Monday, July 16, 2007

Bush's Surgeon General Censored: Maybe It's Just as Well

You may or may not have heard about the little tempest in a teapot from ex-surgeon general Richard Carmona. ("Ex-surgeon general faults White House").

Dr. Carmono claims he was censored by the White House, prevented from talking about science for political reasons.

At one point, he told a congressional committee he had run "afoul of politics on teen pregnancy prevention. Although the administration emphasizes abstinence from sexual relations, Carmona said he believed a variety of approaches was needed, including contraception for teens who are sexually active."

According to Carmona, the administration "'did not want to hear the science … but wanted to preach abstinence, which I felt was scientifically incorrect,'" Carmona testified."

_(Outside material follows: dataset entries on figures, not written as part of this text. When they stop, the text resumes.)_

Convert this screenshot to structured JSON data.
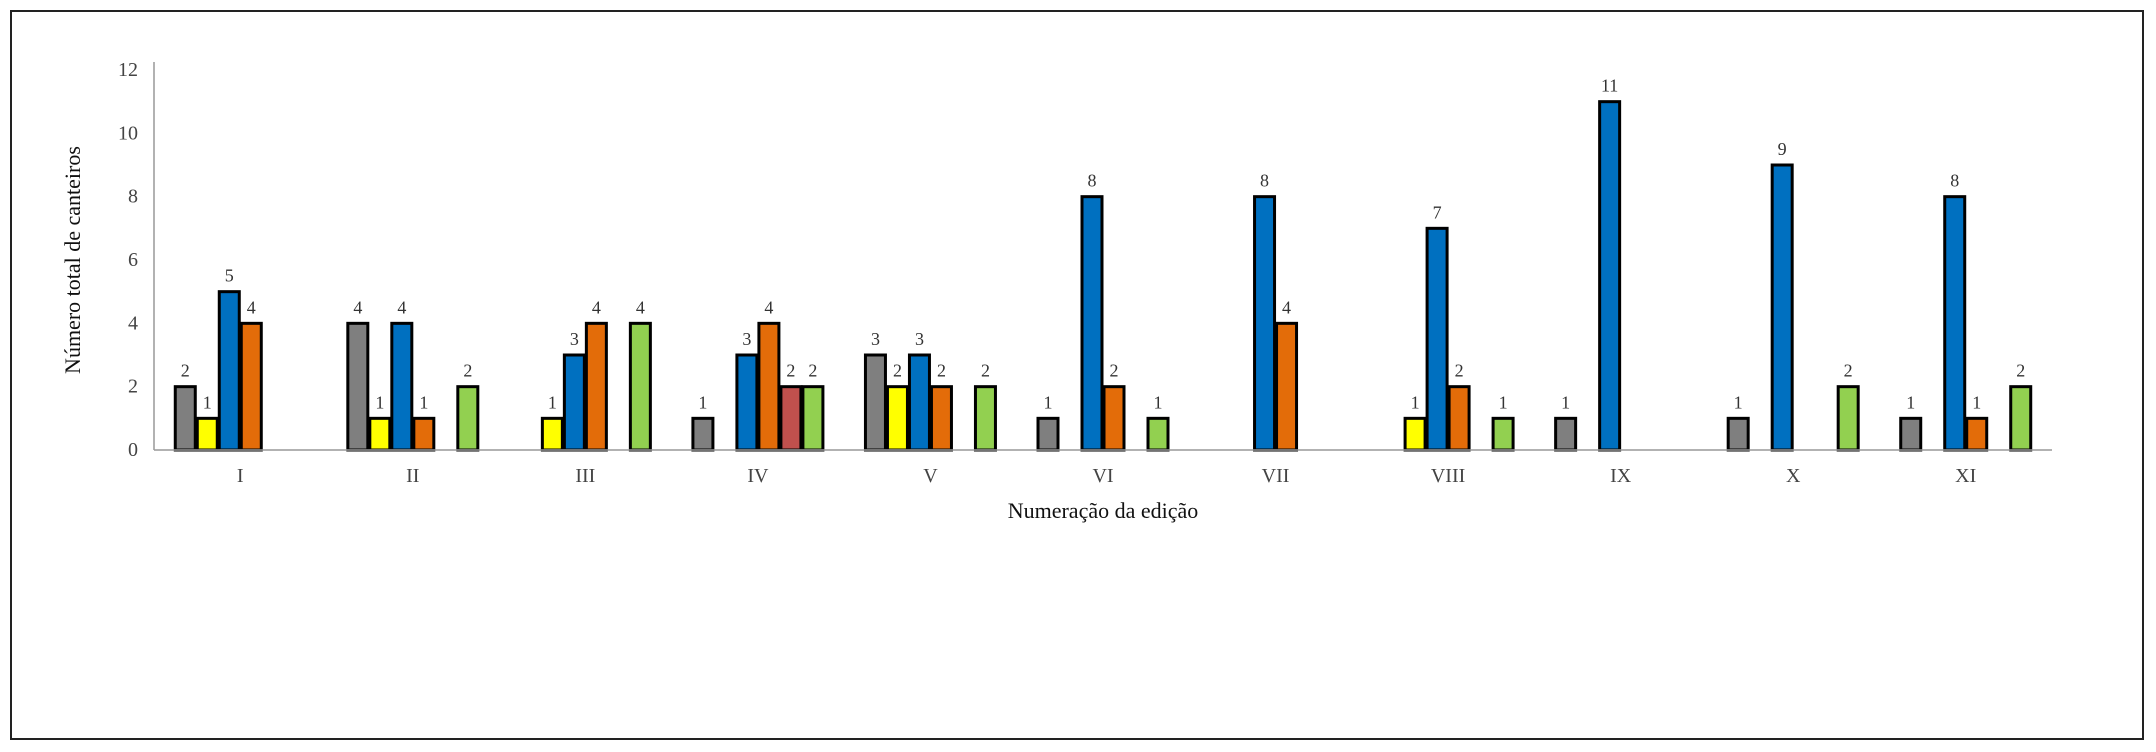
{
  "chart_data": {
    "type": "bar",
    "xlabel": "Numeração da edição",
    "ylabel": "Número total  de canteiros",
    "ylim": [
      0,
      12
    ],
    "yticks": [
      0,
      2,
      4,
      6,
      8,
      10,
      12
    ],
    "grid": false,
    "legend": "none",
    "categories": [
      "I",
      "II",
      "III",
      "IV",
      "V",
      "VI",
      "VII",
      "VIII",
      "IX",
      "X",
      "XI"
    ],
    "series": [
      {
        "color": "#7f7f7f",
        "values": [
          2,
          4,
          null,
          1,
          3,
          1,
          null,
          null,
          1,
          1,
          1
        ]
      },
      {
        "color": "#ffff00",
        "values": [
          1,
          1,
          1,
          null,
          2,
          null,
          null,
          1,
          null,
          null,
          null
        ]
      },
      {
        "color": "#0070c0",
        "values": [
          5,
          4,
          3,
          3,
          3,
          8,
          8,
          7,
          11,
          9,
          8
        ]
      },
      {
        "color": "#e36c09",
        "values": [
          4,
          1,
          4,
          4,
          2,
          2,
          4,
          2,
          null,
          null,
          1
        ]
      },
      {
        "color": "#c0504d",
        "values": [
          null,
          null,
          null,
          2,
          null,
          null,
          null,
          null,
          null,
          null,
          null
        ]
      },
      {
        "color": "#92d050",
        "values": [
          null,
          2,
          4,
          2,
          2,
          1,
          null,
          1,
          null,
          2,
          2
        ]
      }
    ]
  }
}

I never did do that well in science, myself. But I'd love to see the experiment that illustrates how sexual abstinence, if the object is teen pregnancy prevention, can be a "scientifically incorrect" method.

1 comment:

Anonymous said...

I've done a quick look on the internet, but couldn't find the actual full quote from Dr. Carmona (I am interested in reading what those ellipses between "science" and "but" are hiding). My suspicion is that he was referring not to "abstinence" itself but to abstinence-only sex education programs, which studies have found to be unsuccessful in preventing teen pregnancy:

Sure, abstinence works when teens actually abstain. Abstinence-only education, one could argue, does not reflect the reality of teenagers' experiences with sex and does not equip them to make informed choices about birth control, non-intercourse sexual options, etc.